I am a self-serve type of person. Given the choice between a chat thread, a help article, or a real human being via email or phone, I will pick the help article every time. Not because the human is unwelcome — because the human is a last resort, and I would rather solve it myself. Probably reads as antisocial. I prefer to call it efficient.
So a recent task in my own life required real back-and-forth with two people at the same organization. Their income is entirely commission-based. That is just how the role works, and knowing it changes how I listen. When the incentive structure pulls one direction, I listen intently for it — not because I expect bad behavior, but because the situation is shaped that way and I would rather hear it early than late. Both sides of the conversation operate inside that shape. Mine is alertness. Theirs is the pull toward the more profitable option.
What I noticed was that the conversation simply did not go there. They stuck with what I asked about.

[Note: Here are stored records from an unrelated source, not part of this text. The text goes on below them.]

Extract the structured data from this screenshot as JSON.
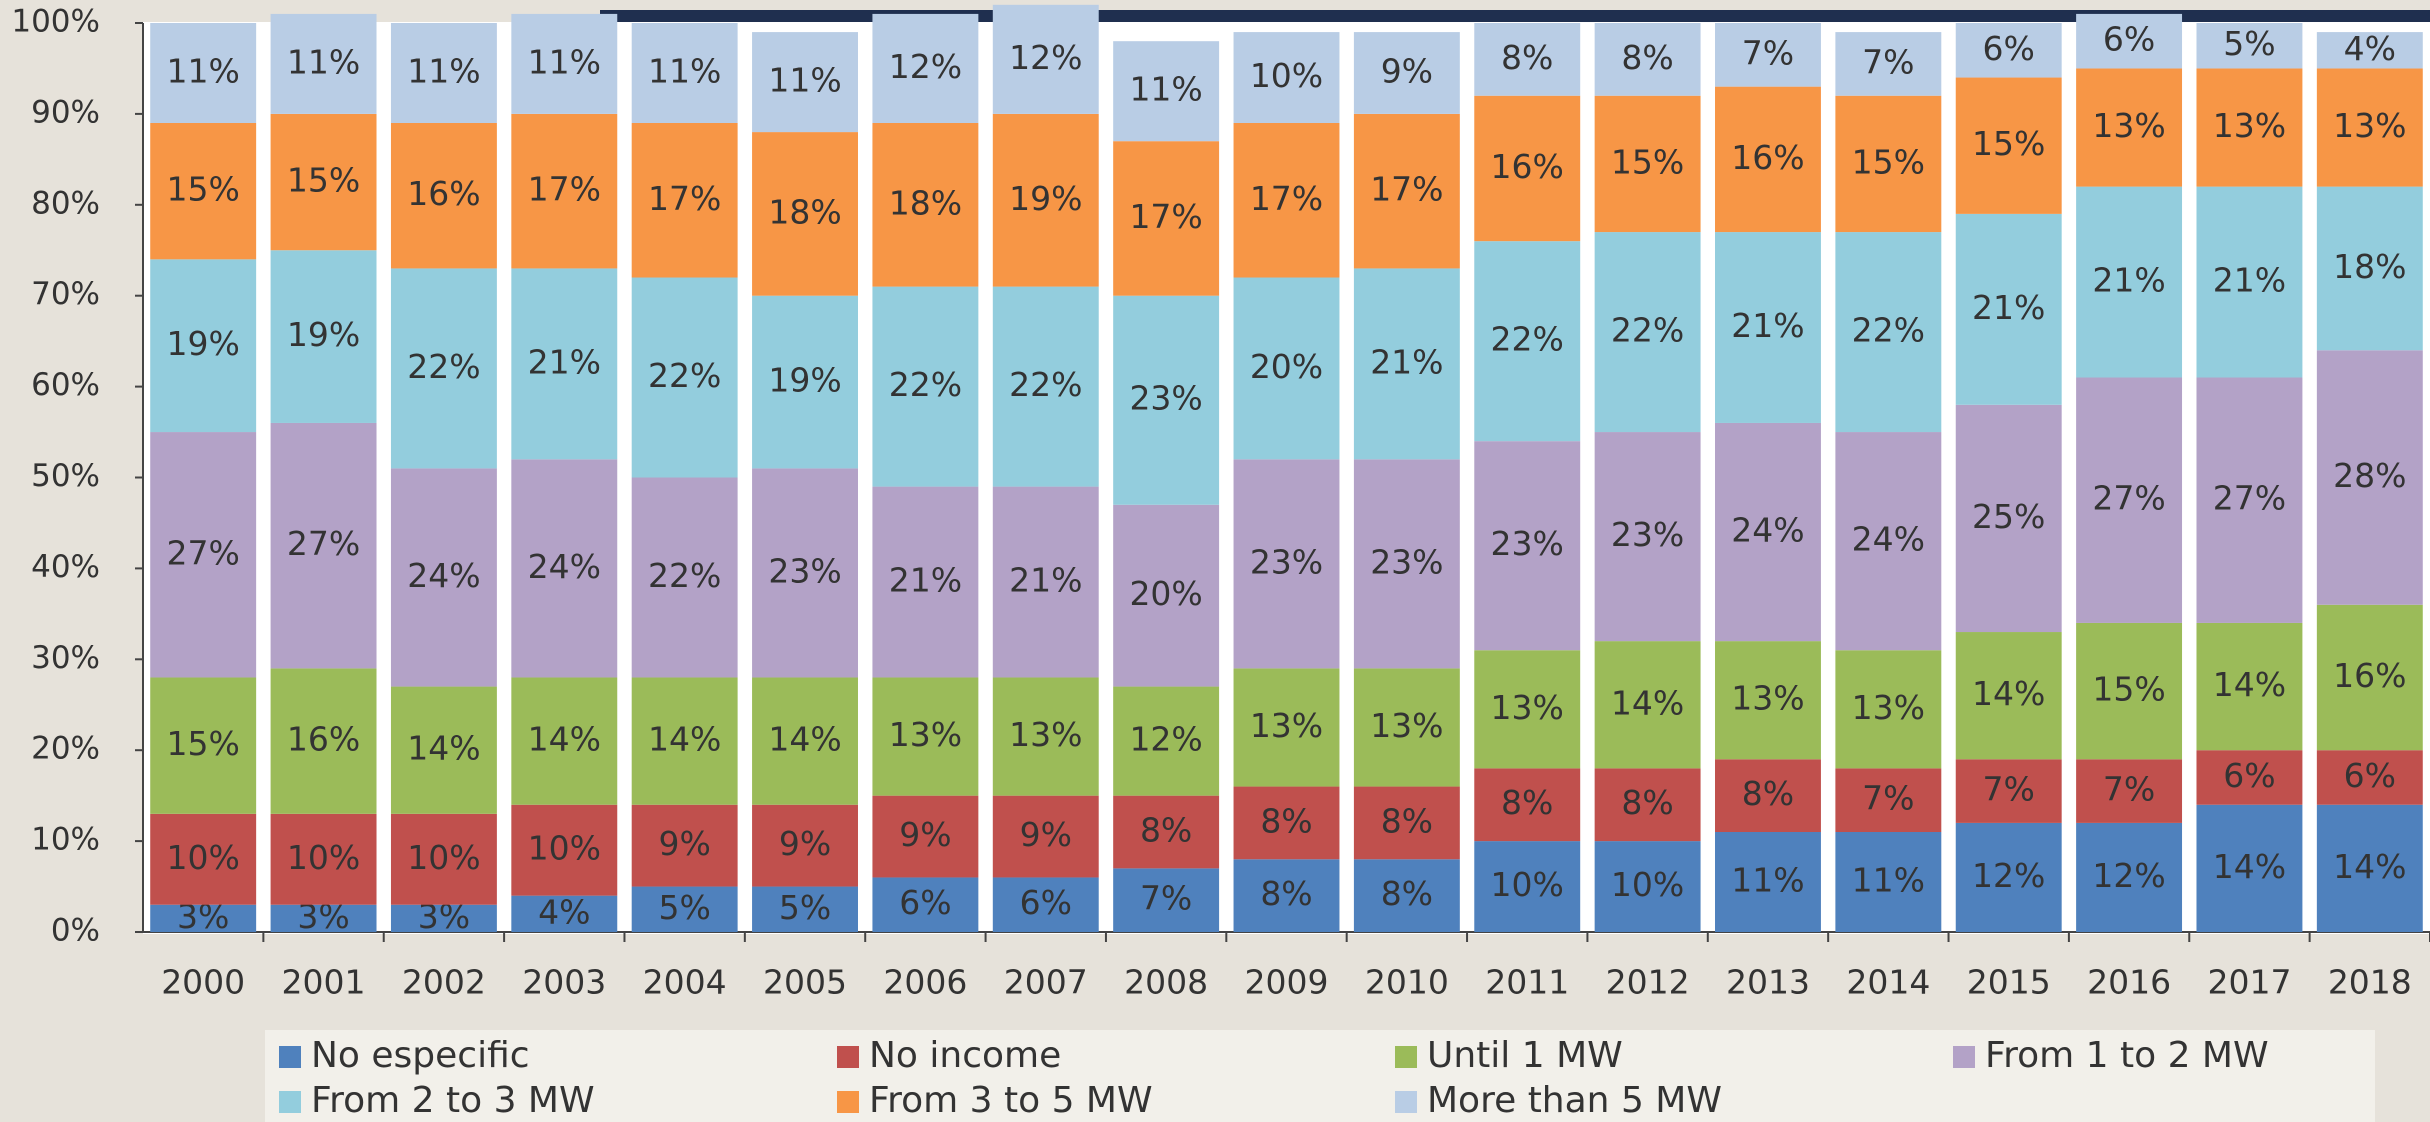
{
  "chart_data": {
    "type": "stacked_bar",
    "categories": [
      "2000",
      "2001",
      "2002",
      "2003",
      "2004",
      "2005",
      "2006",
      "2007",
      "2008",
      "2009",
      "2010",
      "2011",
      "2012",
      "2013",
      "2014",
      "2015",
      "2016",
      "2017",
      "2018"
    ],
    "series": [
      {
        "name": "No especific",
        "color": "#4f81bd",
        "values": [
          3,
          3,
          3,
          4,
          5,
          5,
          6,
          6,
          7,
          8,
          8,
          10,
          10,
          11,
          11,
          12,
          12,
          14,
          14
        ],
        "value_labels": [
          "3%",
          "3%",
          "3%",
          "4%",
          "5%",
          "5%",
          "6%",
          "6%",
          "7%",
          "8%",
          "8%",
          "10%",
          "10%",
          "11%",
          "11%",
          "12%",
          "12%",
          "14%",
          "14%"
        ]
      },
      {
        "name": "No income",
        "color": "#c0504d",
        "values": [
          10,
          10,
          10,
          10,
          9,
          9,
          9,
          9,
          8,
          8,
          8,
          8,
          8,
          8,
          7,
          7,
          7,
          6,
          6
        ],
        "value_labels": [
          "10%",
          "10%",
          "10%",
          "10%",
          "9%",
          "9%",
          "9%",
          "9%",
          "8%",
          "8%",
          "8%",
          "8%",
          "8%",
          "8%",
          "7%",
          "7%",
          "7%",
          "6%",
          "6%"
        ]
      },
      {
        "name": "Until 1 MW",
        "color": "#9bbb59",
        "values": [
          15,
          16,
          14,
          14,
          14,
          14,
          13,
          13,
          12,
          13,
          13,
          13,
          14,
          13,
          13,
          14,
          15,
          14,
          16
        ],
        "value_labels": [
          "15%",
          "16%",
          "14%",
          "14%",
          "14%",
          "14%",
          "13%",
          "13%",
          "12%",
          "13%",
          "13%",
          "13%",
          "14%",
          "13%",
          "13%",
          "14%",
          "15%",
          "14%",
          "16%"
        ]
      },
      {
        "name": "From 1 to 2 MW",
        "color": "#b3a2c7",
        "values": [
          27,
          27,
          24,
          24,
          22,
          23,
          21,
          21,
          20,
          23,
          23,
          23,
          23,
          24,
          24,
          25,
          27,
          27,
          28
        ],
        "value_labels": [
          "27%",
          "27%",
          "24%",
          "24%",
          "22%",
          "23%",
          "21%",
          "21%",
          "20%",
          "23%",
          "23%",
          "23%",
          "23%",
          "24%",
          "24%",
          "25%",
          "27%",
          "27%",
          "28%"
        ]
      },
      {
        "name": "From 2 to 3 MW",
        "color": "#93cddd",
        "values": [
          19,
          19,
          22,
          21,
          22,
          19,
          22,
          22,
          23,
          20,
          21,
          22,
          22,
          21,
          22,
          21,
          21,
          21,
          18
        ],
        "value_labels": [
          "19%",
          "19%",
          "22%",
          "21%",
          "22%",
          "19%",
          "22%",
          "22%",
          "23%",
          "20%",
          "21%",
          "22%",
          "22%",
          "21%",
          "22%",
          "21%",
          "21%",
          "21%",
          "18%"
        ]
      },
      {
        "name": "From 3 to 5 MW",
        "color": "#f79646",
        "values": [
          15,
          15,
          16,
          17,
          17,
          18,
          18,
          19,
          17,
          17,
          17,
          16,
          15,
          16,
          15,
          15,
          13,
          13,
          13
        ],
        "value_labels": [
          "15%",
          "15%",
          "16%",
          "17%",
          "17%",
          "18%",
          "18%",
          "19%",
          "17%",
          "17%",
          "17%",
          "16%",
          "15%",
          "16%",
          "15%",
          "15%",
          "13%",
          "13%",
          "13%"
        ]
      },
      {
        "name": "More than 5 MW",
        "color": "#b9cde5",
        "values": [
          11,
          11,
          11,
          11,
          11,
          11,
          12,
          12,
          11,
          10,
          9,
          8,
          8,
          7,
          7,
          6,
          6,
          5,
          4
        ],
        "value_labels": [
          "11%",
          "11%",
          "11%",
          "11%",
          "11%",
          "11%",
          "12%",
          "12%",
          "11%",
          "10%",
          "9%",
          "8%",
          "8%",
          "7%",
          "7%",
          "6%",
          "6%",
          "5%",
          "4%"
        ]
      }
    ],
    "ylim": [
      0,
      100
    ],
    "yticks": [
      {
        "value": 0,
        "label": "0%"
      },
      {
        "value": 10,
        "label": "10%"
      },
      {
        "value": 20,
        "label": "20%"
      },
      {
        "value": 30,
        "label": "30%"
      },
      {
        "value": 40,
        "label": "40%"
      },
      {
        "value": 50,
        "label": "50%"
      },
      {
        "value": 60,
        "label": "60%"
      },
      {
        "value": 70,
        "label": "70%"
      },
      {
        "value": 80,
        "label": "80%"
      },
      {
        "value": 90,
        "label": "90%"
      },
      {
        "value": 100,
        "label": "100%"
      }
    ],
    "legend": "bottom"
  }
}
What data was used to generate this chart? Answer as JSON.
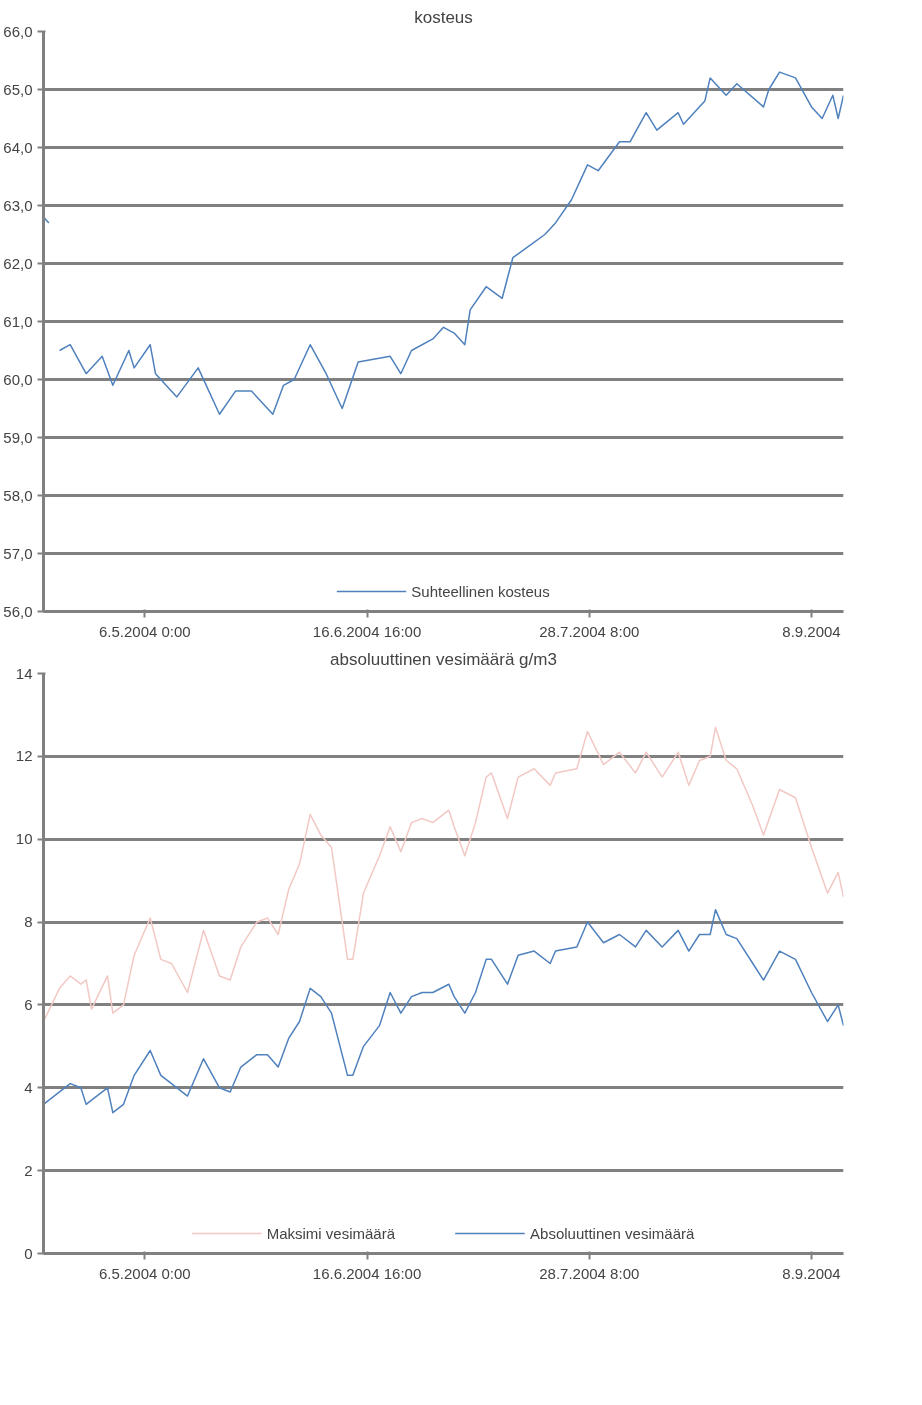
{
  "chart_data": [
    {
      "type": "line",
      "title": "kosteus",
      "legend": "bottom",
      "grid": "y",
      "line_style": "solid",
      "marker": "none",
      "xlim": [
        "2004-04-17",
        "2004-09-14"
      ],
      "xticks": [
        {
          "value": "2004-05-06T00:00",
          "label": "6.5.2004 0:00"
        },
        {
          "value": "2004-06-16T16:00",
          "label": "16.6.2004 16:00"
        },
        {
          "value": "2004-07-28T08:00",
          "label": "28.7.2004 8:00"
        },
        {
          "value": "2004-09-08T00:00",
          "label": "8.9.2004"
        }
      ],
      "ylim": [
        56,
        66
      ],
      "yticks": [
        {
          "value": 56,
          "label": "56,0"
        },
        {
          "value": 57,
          "label": "57,0"
        },
        {
          "value": 58,
          "label": "58,0"
        },
        {
          "value": 59,
          "label": "59,0"
        },
        {
          "value": 60,
          "label": "60,0"
        },
        {
          "value": 61,
          "label": "61,0"
        },
        {
          "value": 62,
          "label": "62,0"
        },
        {
          "value": 63,
          "label": "63,0"
        },
        {
          "value": 64,
          "label": "64,0"
        },
        {
          "value": 65,
          "label": "65,0"
        },
        {
          "value": 66,
          "label": "66,0"
        }
      ],
      "x": [
        "2004-04-17",
        "2004-04-18",
        "2004-04-19",
        "2004-04-20",
        "2004-04-22",
        "2004-04-25",
        "2004-04-28",
        "2004-04-30",
        "2004-05-03",
        "2004-05-04",
        "2004-05-07",
        "2004-05-08",
        "2004-05-12",
        "2004-05-16",
        "2004-05-20",
        "2004-05-23",
        "2004-05-26",
        "2004-05-30",
        "2004-06-01",
        "2004-06-03",
        "2004-06-06",
        "2004-06-09",
        "2004-06-12",
        "2004-06-15",
        "2004-06-21",
        "2004-06-23",
        "2004-06-25",
        "2004-06-29",
        "2004-07-01",
        "2004-07-03",
        "2004-07-05",
        "2004-07-06",
        "2004-07-09",
        "2004-07-12",
        "2004-07-14",
        "2004-07-17",
        "2004-07-20",
        "2004-07-22",
        "2004-07-25",
        "2004-07-28",
        "2004-07-30",
        "2004-08-03",
        "2004-08-05",
        "2004-08-08",
        "2004-08-10",
        "2004-08-14",
        "2004-08-15",
        "2004-08-19",
        "2004-08-20",
        "2004-08-23",
        "2004-08-25",
        "2004-08-30",
        "2004-08-31",
        "2004-09-02",
        "2004-09-05",
        "2004-09-08",
        "2004-09-10",
        "2004-09-12",
        "2004-09-13",
        "2004-09-14"
      ],
      "series": [
        {
          "name": "Suhteellinen kosteus",
          "color": "#4f81bd",
          "values": [
            62.8,
            62.7,
            null,
            60.5,
            60.6,
            60.1,
            60.4,
            59.9,
            60.5,
            60.2,
            60.6,
            60.1,
            59.7,
            60.2,
            59.4,
            59.8,
            59.8,
            59.4,
            59.9,
            60.0,
            60.6,
            60.1,
            59.5,
            60.3,
            60.4,
            60.1,
            60.5,
            60.7,
            60.9,
            60.8,
            60.6,
            61.2,
            61.6,
            61.4,
            62.1,
            62.3,
            62.5,
            62.7,
            63.1,
            63.7,
            63.6,
            64.1,
            64.1,
            64.6,
            64.3,
            64.6,
            64.4,
            64.8,
            65.2,
            64.9,
            65.1,
            64.7,
            65.0,
            65.3,
            65.2,
            64.7,
            64.5,
            64.9,
            64.5,
            64.9
          ]
        }
      ]
    },
    {
      "type": "line",
      "title": "absoluuttinen vesimäärä g/m3",
      "legend": "bottom",
      "grid": "y",
      "line_style": "solid",
      "marker": "none",
      "xlim": [
        "2004-04-17",
        "2004-09-14"
      ],
      "xticks": [
        {
          "value": "2004-05-06T00:00",
          "label": "6.5.2004 0:00"
        },
        {
          "value": "2004-06-16T16:00",
          "label": "16.6.2004 16:00"
        },
        {
          "value": "2004-07-28T08:00",
          "label": "28.7.2004 8:00"
        },
        {
          "value": "2004-09-08T00:00",
          "label": "8.9.2004"
        }
      ],
      "ylim": [
        0,
        14
      ],
      "yticks": [
        0,
        2,
        4,
        6,
        8,
        10,
        12,
        14
      ],
      "x": [
        "2004-04-17",
        "2004-04-20",
        "2004-04-22",
        "2004-04-24",
        "2004-04-25",
        "2004-04-26",
        "2004-04-29",
        "2004-04-30",
        "2004-05-02",
        "2004-05-04",
        "2004-05-07",
        "2004-05-09",
        "2004-05-11",
        "2004-05-14",
        "2004-05-17",
        "2004-05-20",
        "2004-05-22",
        "2004-05-24",
        "2004-05-27",
        "2004-05-29",
        "2004-05-31",
        "2004-06-02",
        "2004-06-04",
        "2004-06-06",
        "2004-06-08",
        "2004-06-10",
        "2004-06-13",
        "2004-06-14",
        "2004-06-16",
        "2004-06-19",
        "2004-06-21",
        "2004-06-23",
        "2004-06-25",
        "2004-06-27",
        "2004-06-29",
        "2004-07-02",
        "2004-07-03",
        "2004-07-05",
        "2004-07-07",
        "2004-07-09",
        "2004-07-10",
        "2004-07-13",
        "2004-07-15",
        "2004-07-18",
        "2004-07-21",
        "2004-07-22",
        "2004-07-26",
        "2004-07-28",
        "2004-07-31",
        "2004-08-03",
        "2004-08-06",
        "2004-08-08",
        "2004-08-11",
        "2004-08-14",
        "2004-08-16",
        "2004-08-18",
        "2004-08-20",
        "2004-08-21",
        "2004-08-23",
        "2004-08-25",
        "2004-08-28",
        "2004-08-30",
        "2004-09-02",
        "2004-09-05",
        "2004-09-08",
        "2004-09-11",
        "2004-09-13",
        "2004-09-14"
      ],
      "series": [
        {
          "name": "Maksimi vesimäärä",
          "color": "#f2c8c4",
          "values": [
            5.6,
            6.4,
            6.7,
            6.5,
            6.6,
            5.9,
            6.7,
            5.8,
            6.0,
            7.2,
            8.1,
            7.1,
            7.0,
            6.3,
            7.8,
            6.7,
            6.6,
            7.4,
            8.0,
            8.1,
            7.7,
            8.8,
            9.4,
            10.6,
            10.1,
            9.8,
            7.1,
            7.1,
            8.7,
            9.6,
            10.3,
            9.7,
            10.4,
            10.5,
            10.4,
            10.7,
            10.3,
            9.6,
            10.4,
            11.5,
            11.6,
            10.5,
            11.5,
            11.7,
            11.3,
            11.6,
            11.7,
            12.6,
            11.8,
            12.1,
            11.6,
            12.1,
            11.5,
            12.1,
            11.3,
            11.9,
            12.0,
            12.7,
            11.9,
            11.7,
            10.8,
            10.1,
            11.2,
            11.0,
            9.8,
            8.7,
            9.2,
            8.6
          ]
        },
        {
          "name": "Absoluuttinen vesimäärä",
          "color": "#4f81bd",
          "values": [
            3.6,
            3.9,
            4.1,
            4.0,
            3.6,
            3.7,
            4.0,
            3.4,
            3.6,
            4.3,
            4.9,
            4.3,
            4.1,
            3.8,
            4.7,
            4.0,
            3.9,
            4.5,
            4.8,
            4.8,
            4.5,
            5.2,
            5.6,
            6.4,
            6.2,
            5.8,
            4.3,
            4.3,
            5.0,
            5.5,
            6.3,
            5.8,
            6.2,
            6.3,
            6.3,
            6.5,
            6.2,
            5.8,
            6.3,
            7.1,
            7.1,
            6.5,
            7.2,
            7.3,
            7.0,
            7.3,
            7.4,
            8.0,
            7.5,
            7.7,
            7.4,
            7.8,
            7.4,
            7.8,
            7.3,
            7.7,
            7.7,
            8.3,
            7.7,
            7.6,
            7.0,
            6.6,
            7.3,
            7.1,
            6.3,
            5.6,
            6.0,
            5.5
          ]
        }
      ]
    }
  ]
}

They reframed it with an option I had not considered, which turned out to be better than the one I had landed on myself. And on one particular scenario I raised, they did something I respect a great deal — they told me they would have to investigate. No fluff. No off-the-cuff answer to fill the silence. Just an honest I need to research that and get back to you. Small step above what the situation seemed to call for. It registered.
The same day, on the other side of my own counter, a customer wrote in with a question I had never been asked before. Not a variation on a familiar theme — a genuine outlier. The question was, in effect, can the software handle this thing the employer has been doing for years. The accurate answer, given the software, was no — we do not offer that. The customer accepted the reply. Ticket closed, move on.
That is how my replies often work. An ASAP answer to get the customer past whatever has them stuck, followed by a later reply with the why — once I have had a chance to look at the question with both eyes. Sometimes the second reply is short and confirms the first. Sometimes the second reply reframes the whole situation. Either way the customer is unblocked while I think.
This one was the second kind. The question itself bothered me. Not the answer — the question. It implied a practice I wanted to understand. So I looked into it after the fact. What I found was that the long-standing practice was not quite right to begin with. There is a cleaner way to handle the situation that needs no special treatment by the employer at all — no workaround, no extra step, nothing for the software to do that it does not already do.
So I wrote back unprompted. Here is what I found. Here is the cleaner path. The original question goes away if you take it. The customer thanked me for the personal service. We went back and forth a few times on the topic. They were generous about the second reply in a way I had not expected.
Two kinds of help
Here is what I keep coming back to. There are really two kinds of help on offer at any given counter. One is the ticket-closing kind — check this box, click that button, the question is answered and the ticket closes cleanly. That kind has its place, and most days that is what people actually want from me. The other kind looks past the question itself to what the customer is really trying to accomplish, and answers that instead. Sometimes the original question goes away. Sometimes it picks up a better neighbor.
My first answer was the ticket-closing kind. Accurate, honest, done. The second answer was the other kind, and it is the one that got thanked for. Both of the people I spoke with that morning had been operating in the second kind too — reframing my question with an option I had not considered, telling me when they did not know something instead of winging it. None of it was heroic. All of it was a small step above what the moment seemed to require.
The two-step is already part of how I work. The work in Help Me Help You is partly about this — the more context a customer gives me, the more useful the second reply can be. The first reply will still answer the question that was asked. The second reply, when there is one, is the one that gets thanked for. And no — I still did not think I had done anything special.